Sentado inhalaba el aire toxico de los coches, el diez mil veces respirado (con ansia, con pausa, con sueño, con placer), el recalentado y enfriado, el comprimido y desprendido pero el que realimentaba su equilibrio caótico, o vida, daba pulso a sus motores. El oxigeno te da la vida y el oxigeno te oxida hasta que mueres, visto desde un punto de vista sacro sería como dios.

Permanecía sentado con las rodillas plegadas delante de la cara, allí, observando un punto invisible en la oscuridad. Los sonidos llegaban en todas direcciones, dentro de aquellas paredes, Parecía estar todo filtrado a través de una caja de zapatos, faltaba el interior de ese papel como de gasa. Presenciaba las escenas de todos sus vecinos en su cabeza, solo a partir de los sonidos que llegaban a su caja, eran sus hormigas mascota.
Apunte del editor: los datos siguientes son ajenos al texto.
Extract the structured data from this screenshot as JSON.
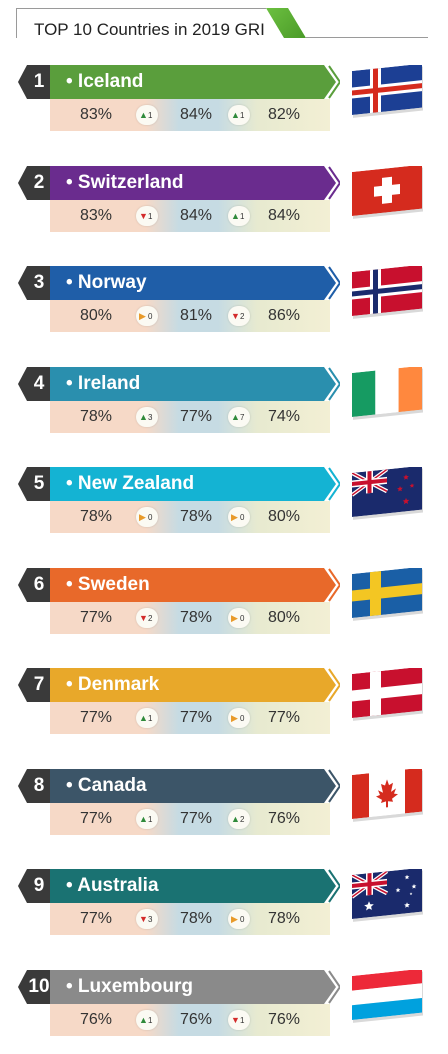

Cuando estas ideas pasaban por su cabeza, esas hacer descender la vida de un semejante a otros niveles, pensaba en la palabra alienación. Como esos mastodontes hormigonados, toda esa cultura, todos esos electrones redirigidos a voluntad parcial, todas esas piezas en serie, todas esas manivelas palancas y botones para controlarlo todo. Pensamos que los robots en un futuro tomaran conciencia de estar vivos ¿No será que los humanos tomaran conciencia de maquinas?